A terceira ponta deste novelo, identifica a professora, está no sistema de Justiça, responsável por receber e afiançar as demandas da sociedade, o que de certo modo também se deu. “O Brasil tem 100 milhões de ações no sistema de Justiça, que partem de sindicatos, movimentos ou associações. É efetiva a participação do povo brasileiro nesse sistema, que antes de 1988 era reduto das camadas altas da sociedade”, evidencia. Esse seria o sinal de um ideal de Ministério Público e de uma Magistratura construído na redemocratização, com intuito de fortalecerem a política. “O problema é quando a judicialização da política se transforma em ativismo judicial, em protagonismo do Poder Judicial, redesenhando seus objetivos”, condena.

A professora se detém ao contexto do Brasil recente e opina que “a melhor metáfora do ativismo judicial é a do ministro [do Supremo Tribunal Federal, Luís Roberto] Barroso. A vanguarda iluminista. ´Nós somos aqueles que admitimos a constitucionalidade do sistema de cotas, que lutamos contra o nepotismo, que viabilizamos a união homoafetiva, que permitimos o aborto de fetos anencéfalos´. O STF constrói uma narrativa em que se coloca como progressista, mas em matéria política e penal, em alguma medida retroage ao medievo”. Ela esviscera: “O STF só pode ser vanguarda iluminista e os juízes de 1ª instância só podem posar de proprietários monopolistas da ética e da virtude se, de outra parte, eles criminalizarem a política, e assim o fazem...´são todos corruptos´”. 
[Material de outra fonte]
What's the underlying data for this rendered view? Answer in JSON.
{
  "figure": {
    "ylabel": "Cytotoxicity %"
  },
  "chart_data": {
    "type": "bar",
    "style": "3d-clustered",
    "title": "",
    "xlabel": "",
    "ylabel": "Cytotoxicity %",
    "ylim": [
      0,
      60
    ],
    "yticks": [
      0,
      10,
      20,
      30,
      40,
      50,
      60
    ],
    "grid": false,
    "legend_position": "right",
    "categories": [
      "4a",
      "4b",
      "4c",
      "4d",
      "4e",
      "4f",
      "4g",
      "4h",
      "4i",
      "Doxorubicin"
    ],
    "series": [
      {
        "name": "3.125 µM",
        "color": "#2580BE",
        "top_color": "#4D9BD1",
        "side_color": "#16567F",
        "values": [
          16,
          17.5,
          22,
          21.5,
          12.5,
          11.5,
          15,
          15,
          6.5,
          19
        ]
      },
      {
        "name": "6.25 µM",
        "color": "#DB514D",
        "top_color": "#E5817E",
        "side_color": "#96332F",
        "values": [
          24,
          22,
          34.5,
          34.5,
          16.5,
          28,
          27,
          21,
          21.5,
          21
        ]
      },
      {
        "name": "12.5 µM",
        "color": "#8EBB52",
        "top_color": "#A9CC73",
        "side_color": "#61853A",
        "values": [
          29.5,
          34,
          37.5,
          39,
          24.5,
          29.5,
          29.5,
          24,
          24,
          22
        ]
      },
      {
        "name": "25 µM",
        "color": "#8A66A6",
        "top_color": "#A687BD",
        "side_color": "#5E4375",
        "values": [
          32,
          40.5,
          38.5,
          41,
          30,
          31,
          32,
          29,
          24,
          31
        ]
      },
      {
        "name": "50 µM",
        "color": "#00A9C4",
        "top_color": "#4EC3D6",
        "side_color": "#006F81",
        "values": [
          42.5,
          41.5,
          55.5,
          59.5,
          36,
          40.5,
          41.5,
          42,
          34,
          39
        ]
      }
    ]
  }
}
Gisele Cittadino relata que “todas as vezes que os brasileiros elegeram representantes alinhados, em alguma instância, com as camadas populares, a política foi criminalizada, de Getúlio Vargas, a Juscelino Kubitschek, João Goulart e os governos do PT”. Para ela, a batalha pela reversão desse quadro sinistro precisa passar pela defesa de uma democracia representativa e determina um desafio imediato: “O golpe de 2016 suspendeu por 20 anos nossos direitos e só vamos recuperá-los derrubando a Emenda Constitucional 95”, sentencia, aludindo à instituição do Novo Regime Fiscal decretado pelo presidente Michel Temer, em dezembro de 2016

A formação inicial do núcleo da ABJD no Pará é integrada por Antonio Maués, Breno Baía, Bruno Brasil, Eduardo Sizo, Gilberto Guimarães Filho, Johny Giffoni, José Maria Vieira Jr., Juliana Oliveira, Lorena Dahas, Mary Cohen, Paulo André Nassar, Paulo Weyl, Ricardo Evandro, Silvia Mourão, Verena Arruda e Vladimir Koenig. Eles farão a instalação oficial da organização ainda este mês e seguem com as filiações abertas.